Quarisma Finance computes and gathers all risk indicators needed to comply with regulatory requirements (UCITS, AIFM, P/F form…) in standard reports. Risk managers can also create their own custom reports to communicate internally or to investors.

Because risk management is not just about studying static reports or calculating one global risk figure for the whole fund, Quarisma Finance allows risk managers to be proactive by understanding precisely where the risk is coming from.

Risk reporting easy as 1,2,3

Regulatory reporting

You can generate standard regulatory reports (UCITS, AIFM, P/F…), on demand (in one click) or by batch (without any click).

Data gateway

Create your own custom report or feed any of your existing reporting system with our risk analytics.

The Global Picture

With The Global Picture, a web based dashboard, see at a glance all your portfolios with their main risk indicators and their monthly, weekly, daily variations.

Excel add-in

We didn’t forget Excel users: Quarisma’s Excel add-in lets you build portfolios and run risk calculations directly from a spreadsheet without any additional development.

Proactive risk management


Quarisma Finance has the unique ability to compute Monte Carlo VaR and ex-ante volatility in a few seconds for any fund (even on a brand new portfolio).

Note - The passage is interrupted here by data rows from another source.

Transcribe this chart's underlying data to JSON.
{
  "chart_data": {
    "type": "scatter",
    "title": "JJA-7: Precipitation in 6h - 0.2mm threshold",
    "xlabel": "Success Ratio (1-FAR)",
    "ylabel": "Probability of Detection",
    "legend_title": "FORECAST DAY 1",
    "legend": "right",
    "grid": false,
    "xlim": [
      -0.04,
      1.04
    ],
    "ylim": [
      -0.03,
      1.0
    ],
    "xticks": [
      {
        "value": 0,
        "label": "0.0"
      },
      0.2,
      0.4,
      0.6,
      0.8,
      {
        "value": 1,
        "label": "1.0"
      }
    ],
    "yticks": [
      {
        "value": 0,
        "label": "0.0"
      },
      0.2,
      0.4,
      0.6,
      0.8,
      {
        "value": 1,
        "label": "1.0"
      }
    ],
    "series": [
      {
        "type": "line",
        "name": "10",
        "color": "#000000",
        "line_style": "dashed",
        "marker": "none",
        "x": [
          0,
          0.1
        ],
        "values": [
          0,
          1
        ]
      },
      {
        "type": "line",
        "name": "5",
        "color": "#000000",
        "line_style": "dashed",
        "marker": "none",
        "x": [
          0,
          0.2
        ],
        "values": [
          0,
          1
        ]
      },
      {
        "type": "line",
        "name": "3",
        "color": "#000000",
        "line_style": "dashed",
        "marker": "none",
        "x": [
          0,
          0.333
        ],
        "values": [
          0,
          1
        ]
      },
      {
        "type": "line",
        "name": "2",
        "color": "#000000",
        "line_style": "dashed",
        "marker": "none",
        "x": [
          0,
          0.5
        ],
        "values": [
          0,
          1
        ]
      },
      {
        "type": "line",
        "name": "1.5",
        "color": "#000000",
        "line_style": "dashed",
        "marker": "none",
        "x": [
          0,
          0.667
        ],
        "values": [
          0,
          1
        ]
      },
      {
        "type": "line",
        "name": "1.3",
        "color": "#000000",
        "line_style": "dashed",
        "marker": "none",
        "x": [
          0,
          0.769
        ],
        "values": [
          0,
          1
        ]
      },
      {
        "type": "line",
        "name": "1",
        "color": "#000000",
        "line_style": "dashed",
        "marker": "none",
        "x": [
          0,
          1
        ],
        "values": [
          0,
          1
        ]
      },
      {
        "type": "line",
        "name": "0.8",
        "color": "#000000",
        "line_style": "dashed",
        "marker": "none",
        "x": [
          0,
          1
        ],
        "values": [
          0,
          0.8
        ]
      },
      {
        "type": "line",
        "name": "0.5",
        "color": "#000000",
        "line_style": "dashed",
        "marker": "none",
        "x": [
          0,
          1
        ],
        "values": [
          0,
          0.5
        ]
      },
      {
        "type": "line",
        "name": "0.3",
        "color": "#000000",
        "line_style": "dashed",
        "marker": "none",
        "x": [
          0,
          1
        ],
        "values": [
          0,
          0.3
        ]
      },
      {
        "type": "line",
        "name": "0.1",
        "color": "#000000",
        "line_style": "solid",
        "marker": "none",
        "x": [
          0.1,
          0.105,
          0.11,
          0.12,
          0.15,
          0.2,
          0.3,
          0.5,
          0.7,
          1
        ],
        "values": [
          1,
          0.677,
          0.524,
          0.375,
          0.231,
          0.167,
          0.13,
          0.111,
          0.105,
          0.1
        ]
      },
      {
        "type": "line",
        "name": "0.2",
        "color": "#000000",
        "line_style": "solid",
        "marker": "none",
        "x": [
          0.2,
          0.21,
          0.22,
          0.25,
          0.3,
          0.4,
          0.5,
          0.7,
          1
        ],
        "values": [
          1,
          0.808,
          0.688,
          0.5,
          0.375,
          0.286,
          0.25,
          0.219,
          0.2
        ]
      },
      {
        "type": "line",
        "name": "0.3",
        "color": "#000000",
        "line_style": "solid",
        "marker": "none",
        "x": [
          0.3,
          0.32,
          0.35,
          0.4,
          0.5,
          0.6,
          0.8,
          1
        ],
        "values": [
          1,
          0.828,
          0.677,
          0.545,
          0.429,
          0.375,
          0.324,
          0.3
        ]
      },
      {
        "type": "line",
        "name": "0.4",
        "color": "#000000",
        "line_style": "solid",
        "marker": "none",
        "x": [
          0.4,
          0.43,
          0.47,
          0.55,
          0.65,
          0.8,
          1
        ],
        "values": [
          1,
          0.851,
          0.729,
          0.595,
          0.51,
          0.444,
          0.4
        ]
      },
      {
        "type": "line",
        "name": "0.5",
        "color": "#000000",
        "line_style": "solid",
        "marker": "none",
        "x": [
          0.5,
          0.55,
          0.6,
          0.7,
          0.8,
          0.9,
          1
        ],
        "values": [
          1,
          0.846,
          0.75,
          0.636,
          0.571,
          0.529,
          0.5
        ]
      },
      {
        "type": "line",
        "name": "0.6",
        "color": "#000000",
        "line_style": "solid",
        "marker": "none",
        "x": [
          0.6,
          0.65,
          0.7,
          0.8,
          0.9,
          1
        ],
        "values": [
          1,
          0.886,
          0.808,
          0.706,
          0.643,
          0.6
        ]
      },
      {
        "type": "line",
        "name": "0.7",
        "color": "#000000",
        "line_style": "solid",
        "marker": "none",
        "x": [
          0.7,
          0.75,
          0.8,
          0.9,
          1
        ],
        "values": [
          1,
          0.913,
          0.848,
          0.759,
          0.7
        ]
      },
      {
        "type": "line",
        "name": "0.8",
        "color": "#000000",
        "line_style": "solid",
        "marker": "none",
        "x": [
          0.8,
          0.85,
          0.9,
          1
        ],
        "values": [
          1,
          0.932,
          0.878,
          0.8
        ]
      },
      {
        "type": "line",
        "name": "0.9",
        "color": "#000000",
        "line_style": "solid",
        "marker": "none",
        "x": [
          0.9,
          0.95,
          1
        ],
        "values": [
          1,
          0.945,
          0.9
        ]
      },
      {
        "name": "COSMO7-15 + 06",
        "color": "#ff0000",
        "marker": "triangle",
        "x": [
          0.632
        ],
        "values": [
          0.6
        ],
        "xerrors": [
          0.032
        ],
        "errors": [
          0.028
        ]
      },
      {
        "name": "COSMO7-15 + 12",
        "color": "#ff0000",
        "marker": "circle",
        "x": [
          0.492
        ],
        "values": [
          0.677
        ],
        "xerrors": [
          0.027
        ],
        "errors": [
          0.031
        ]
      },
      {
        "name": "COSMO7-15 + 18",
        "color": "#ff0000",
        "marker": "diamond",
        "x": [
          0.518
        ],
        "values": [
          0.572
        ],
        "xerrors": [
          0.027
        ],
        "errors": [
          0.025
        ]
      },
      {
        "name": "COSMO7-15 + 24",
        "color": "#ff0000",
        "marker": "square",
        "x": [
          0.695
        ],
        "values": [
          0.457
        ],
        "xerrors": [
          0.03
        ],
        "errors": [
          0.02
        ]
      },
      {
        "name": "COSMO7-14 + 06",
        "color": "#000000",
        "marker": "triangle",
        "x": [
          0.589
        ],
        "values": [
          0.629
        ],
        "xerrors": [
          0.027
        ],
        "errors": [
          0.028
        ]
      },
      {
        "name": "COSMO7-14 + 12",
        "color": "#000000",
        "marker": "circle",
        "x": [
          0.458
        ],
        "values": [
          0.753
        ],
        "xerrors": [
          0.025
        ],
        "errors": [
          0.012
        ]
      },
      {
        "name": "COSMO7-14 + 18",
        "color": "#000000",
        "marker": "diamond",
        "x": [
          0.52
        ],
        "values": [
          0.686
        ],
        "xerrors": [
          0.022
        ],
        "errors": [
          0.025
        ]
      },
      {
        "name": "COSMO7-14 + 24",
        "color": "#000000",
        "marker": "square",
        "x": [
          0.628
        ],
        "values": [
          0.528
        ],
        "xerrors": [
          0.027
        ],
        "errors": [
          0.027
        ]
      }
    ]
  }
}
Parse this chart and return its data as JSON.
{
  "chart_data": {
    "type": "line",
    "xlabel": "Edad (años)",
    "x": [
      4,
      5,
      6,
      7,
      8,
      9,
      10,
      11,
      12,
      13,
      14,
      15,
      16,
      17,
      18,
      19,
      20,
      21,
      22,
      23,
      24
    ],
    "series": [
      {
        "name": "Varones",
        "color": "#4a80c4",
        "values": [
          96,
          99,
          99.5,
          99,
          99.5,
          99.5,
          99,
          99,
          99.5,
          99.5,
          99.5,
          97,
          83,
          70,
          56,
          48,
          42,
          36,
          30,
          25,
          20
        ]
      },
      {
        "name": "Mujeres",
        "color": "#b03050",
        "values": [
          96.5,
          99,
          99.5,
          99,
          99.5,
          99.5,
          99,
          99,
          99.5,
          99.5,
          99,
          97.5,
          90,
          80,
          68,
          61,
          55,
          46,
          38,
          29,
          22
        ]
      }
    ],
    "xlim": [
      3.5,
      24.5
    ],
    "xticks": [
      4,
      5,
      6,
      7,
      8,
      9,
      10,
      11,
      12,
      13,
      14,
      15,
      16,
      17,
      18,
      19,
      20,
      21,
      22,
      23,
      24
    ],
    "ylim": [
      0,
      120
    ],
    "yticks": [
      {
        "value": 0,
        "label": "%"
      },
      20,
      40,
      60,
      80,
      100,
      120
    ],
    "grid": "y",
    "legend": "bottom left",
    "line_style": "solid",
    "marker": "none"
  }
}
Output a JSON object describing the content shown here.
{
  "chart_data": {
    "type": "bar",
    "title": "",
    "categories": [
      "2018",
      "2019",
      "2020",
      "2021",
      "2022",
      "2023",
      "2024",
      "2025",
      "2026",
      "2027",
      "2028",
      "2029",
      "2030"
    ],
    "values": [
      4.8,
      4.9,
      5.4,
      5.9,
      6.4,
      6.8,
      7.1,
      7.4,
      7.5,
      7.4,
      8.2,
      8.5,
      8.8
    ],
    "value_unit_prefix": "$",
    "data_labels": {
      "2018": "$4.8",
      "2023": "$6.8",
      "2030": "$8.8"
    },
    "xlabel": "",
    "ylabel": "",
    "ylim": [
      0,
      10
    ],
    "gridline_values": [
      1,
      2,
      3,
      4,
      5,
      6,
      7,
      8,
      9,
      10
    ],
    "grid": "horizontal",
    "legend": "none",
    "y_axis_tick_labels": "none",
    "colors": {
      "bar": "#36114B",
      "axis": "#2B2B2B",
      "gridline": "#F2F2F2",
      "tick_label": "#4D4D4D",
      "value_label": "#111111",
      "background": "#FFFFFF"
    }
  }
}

Calculating a global risk figure for your portfolio is not enough to understand clearly where the risk is coming from and act accordingly. This is why Quarisma Finance offers the ability to compute the contribution to any risk indicator by position or by any aggregate (sector, maturity bucket, custom criteria…).


Quarisma Finance allows you to re-calculate any risk indicator after you change your allocation or add a new position (listed or OTC). Typically, this what-if feature is used by risk managers to be proactive and make allocation suggestions to fund managers.